Federal agencies Workplace exposures

No infectious diseases standard forthcoming, acting OSHA head says

Photo: House Workforce Protections Subcommittee

Washington — An infectious diseases standard won’t be coming anytime soon, acting OSHA administrator Loren Sweatt indicated during a May 28 hearing convened by the House Workforce Protections Subcommittee, adding that “the regulatory agenda speaks for itself.”

Sweatt declined to comment about calls for an emergency temporary standard amid the COVID-19 pandemic, citing a pending AFL-CIO lawsuit.

A standard on infectious diseases is listed among the “long-term” actions on the Department of Labor’s current regulatory agenda, meaning no progress is expected in the near future. Work on an infectious diseases standard began in May 2010, near the end of the swine flu (H1N1) pandemic. The latest public step was the completion of a review by a Small Business Advocacy Review panel in December 2014. The standard was moved to the long-term portion of the agenda in July 2017.

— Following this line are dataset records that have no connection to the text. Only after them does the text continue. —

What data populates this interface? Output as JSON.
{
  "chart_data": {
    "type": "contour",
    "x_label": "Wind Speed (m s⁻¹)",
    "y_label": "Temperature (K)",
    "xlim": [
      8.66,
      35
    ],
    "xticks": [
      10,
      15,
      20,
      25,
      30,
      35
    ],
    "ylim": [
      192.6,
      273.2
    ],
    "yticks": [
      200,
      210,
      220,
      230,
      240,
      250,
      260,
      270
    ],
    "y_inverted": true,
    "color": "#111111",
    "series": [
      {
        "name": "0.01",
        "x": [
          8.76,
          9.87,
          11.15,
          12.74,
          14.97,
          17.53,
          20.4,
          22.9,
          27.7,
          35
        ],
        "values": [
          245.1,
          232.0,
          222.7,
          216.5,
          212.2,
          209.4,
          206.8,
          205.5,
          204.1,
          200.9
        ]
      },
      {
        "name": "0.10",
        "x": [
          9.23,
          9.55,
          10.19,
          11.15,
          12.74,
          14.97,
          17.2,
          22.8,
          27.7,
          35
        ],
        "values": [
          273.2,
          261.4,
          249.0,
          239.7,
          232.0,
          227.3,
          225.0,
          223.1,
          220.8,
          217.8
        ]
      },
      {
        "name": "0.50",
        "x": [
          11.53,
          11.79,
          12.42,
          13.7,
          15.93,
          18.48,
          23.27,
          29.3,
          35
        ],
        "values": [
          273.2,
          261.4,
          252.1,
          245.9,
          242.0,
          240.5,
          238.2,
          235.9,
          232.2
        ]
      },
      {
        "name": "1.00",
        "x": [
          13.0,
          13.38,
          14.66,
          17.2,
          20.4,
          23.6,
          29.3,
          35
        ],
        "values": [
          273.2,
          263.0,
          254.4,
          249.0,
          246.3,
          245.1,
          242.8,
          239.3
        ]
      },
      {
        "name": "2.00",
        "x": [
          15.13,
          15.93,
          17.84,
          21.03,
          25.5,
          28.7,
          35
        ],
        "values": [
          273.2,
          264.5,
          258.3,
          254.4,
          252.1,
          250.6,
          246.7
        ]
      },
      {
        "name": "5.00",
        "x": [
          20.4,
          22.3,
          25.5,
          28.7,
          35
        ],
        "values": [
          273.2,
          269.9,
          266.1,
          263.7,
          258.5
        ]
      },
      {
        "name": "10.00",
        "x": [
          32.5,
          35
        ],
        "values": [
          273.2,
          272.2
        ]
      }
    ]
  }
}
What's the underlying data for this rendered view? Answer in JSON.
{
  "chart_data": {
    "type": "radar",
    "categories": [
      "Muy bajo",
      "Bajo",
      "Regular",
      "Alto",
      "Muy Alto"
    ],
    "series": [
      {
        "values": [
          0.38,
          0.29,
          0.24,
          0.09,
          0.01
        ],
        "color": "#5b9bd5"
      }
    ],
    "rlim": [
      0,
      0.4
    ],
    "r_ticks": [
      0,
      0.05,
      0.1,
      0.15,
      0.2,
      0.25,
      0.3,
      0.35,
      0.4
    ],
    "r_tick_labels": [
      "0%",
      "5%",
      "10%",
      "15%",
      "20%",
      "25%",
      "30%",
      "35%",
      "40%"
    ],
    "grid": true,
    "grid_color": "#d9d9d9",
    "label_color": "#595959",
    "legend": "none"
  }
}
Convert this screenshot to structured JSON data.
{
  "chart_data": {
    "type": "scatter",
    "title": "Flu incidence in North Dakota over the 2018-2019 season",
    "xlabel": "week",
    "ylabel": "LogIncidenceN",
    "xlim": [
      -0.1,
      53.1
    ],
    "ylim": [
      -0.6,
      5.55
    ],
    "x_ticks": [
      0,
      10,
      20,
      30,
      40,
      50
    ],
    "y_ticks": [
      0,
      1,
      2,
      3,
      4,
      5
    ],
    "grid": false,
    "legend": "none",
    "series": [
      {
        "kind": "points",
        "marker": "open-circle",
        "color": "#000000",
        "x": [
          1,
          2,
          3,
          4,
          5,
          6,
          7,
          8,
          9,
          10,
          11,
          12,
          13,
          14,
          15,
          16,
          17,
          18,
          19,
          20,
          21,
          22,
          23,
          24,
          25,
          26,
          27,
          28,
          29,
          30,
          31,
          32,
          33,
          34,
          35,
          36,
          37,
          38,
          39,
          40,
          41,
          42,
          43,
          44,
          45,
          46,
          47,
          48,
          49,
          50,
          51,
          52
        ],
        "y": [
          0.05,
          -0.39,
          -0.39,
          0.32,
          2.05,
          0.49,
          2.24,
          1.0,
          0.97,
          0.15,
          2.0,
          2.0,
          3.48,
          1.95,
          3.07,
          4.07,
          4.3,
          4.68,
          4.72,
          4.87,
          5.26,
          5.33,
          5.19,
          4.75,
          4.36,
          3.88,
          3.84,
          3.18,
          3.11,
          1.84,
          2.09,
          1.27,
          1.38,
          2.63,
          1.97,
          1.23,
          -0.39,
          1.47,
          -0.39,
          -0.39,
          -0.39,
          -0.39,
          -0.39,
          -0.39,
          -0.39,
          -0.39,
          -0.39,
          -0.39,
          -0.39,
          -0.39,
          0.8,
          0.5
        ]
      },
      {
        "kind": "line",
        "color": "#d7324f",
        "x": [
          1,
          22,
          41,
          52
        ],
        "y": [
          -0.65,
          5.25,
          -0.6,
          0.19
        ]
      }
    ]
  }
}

Sweatt noted that OSHA would have to repeal two standards if it issued an infectious disease standard, as required under President Donald Trump’s “2-for-1” deregulatory Executive Order issued in January 2017.

The Heroes Act (H.R. 6800), which passed in the House on May 15, calls on OSHA to immediately create an emergency temporary standard and issue a permanent infectious diseases standard 24 months later. The AFL-CIO filed a petition May 18 in the U.S. Court of Appeals for the District of Columbia Circuit, asking the court to direct the agency to issue an emergency temporary standard.

Subcommittee Chair Rep. Alma Adams (D-NC) contended that Sweatt’s refusal to answer questions about an emergency temporary standard has “no legal basis.” When asked by Rep. Bobby Scott (D-VA), chair of the House Education and Labor Committee, which legal privilege she was claiming, Sweatt replied, “I’ve been advised by Department (of Labor) counsel not to answer questions on ETS.”

Guidance vs. standards

Rep. Bradley Byrne (R-AL), the subcommittee’s ranking member, argued that the issuance of guidance documents is the same method the agency used during other recent pandemics, including the swine flu pandemic from 2009 to 2010.

“We are still learning about this disease and we just don’t know enough information to meet the level necessary and appropriate to construct an adequate emergency temporary standard and a permanent federal regulation,” Byrne said in his opening statement. “That’s why the various guidance documents already issued are so useful. They can be issued relatively quickly and modified as we learn more from the [Centers for Disease Control and Prevention] and other public health officials, and from the workplaces themselves.

“And if OSHA’s response was the best way to go for SARS, MERS, H1N1 and Ebola, why is it not best for COVID-19?”

In response to a question from Byrne, Sweatt said, “We have followed the H1N1 pandemic strategy almost to the T.”

Byrne asked NIOSH Director John Howard, who testified at the hearing, whether the evolving COVID-19 situation would make the creation of a standard difficult as opposed to issuing guidance. “I think it’s very difficult,” Howard said. “Guidance is, as you mention, an easier pathway. When we learn something new, that guidance can be changed almost instantaneously.”

In her closing statement, Adams said she wanted to emphasize that the emergency temporary standard being called for in the Heroes Act is “not a rigid or inflexible, one-size-fits-all standard that fails to accommodate changing scientific knowledge.” Instead, she said, it calls for an infection control panel based on hazards in a particular workplace and requires a hazard assessment in the specific workplace.

As an example, Adams called attention to the Aerosol Transmissible Disease Standard issued in 2009 by the California Division of Occupational Safety and Health, or CAL/OSHA.


Similarly, Rep. Joe Courtney (D-CT), one of the many guests from the House Education and Labor Committee, pointed to the changes in OSHA’s Bloodborne Pathogens Standard (1910.1030), which were required when the Needlestick Safety and Prevention Act of 2000 was signed into law.

“When we talk about having a standard put into place, this is not some wild, unprecedented sort of notion,” Courtney said.


One COVID-19-related citation issued

Sweatt revealed that OSHA so far had issued one citation related to the current pandemic, but said the agency is investigating more than 5,000 complaints related to COVID-19. She explained that the agency has up to six months to complete these investigations and take enforcement action. Sweatt added that OSHA has to “build a legal case” on any citation to stand up against legal scrutiny.

“Looking at citations is maybe not the best parameters here,” Sweatt said in response to a question from Rep. Suzanne Bonamici (D-OR). “What we’re really trying to do is remove the worker from the hazard or remove the hazard from the workplace. Our priority has been that.”

Sweatt added that if OSHA finds an employer is not protecting workers, “we will enforce.”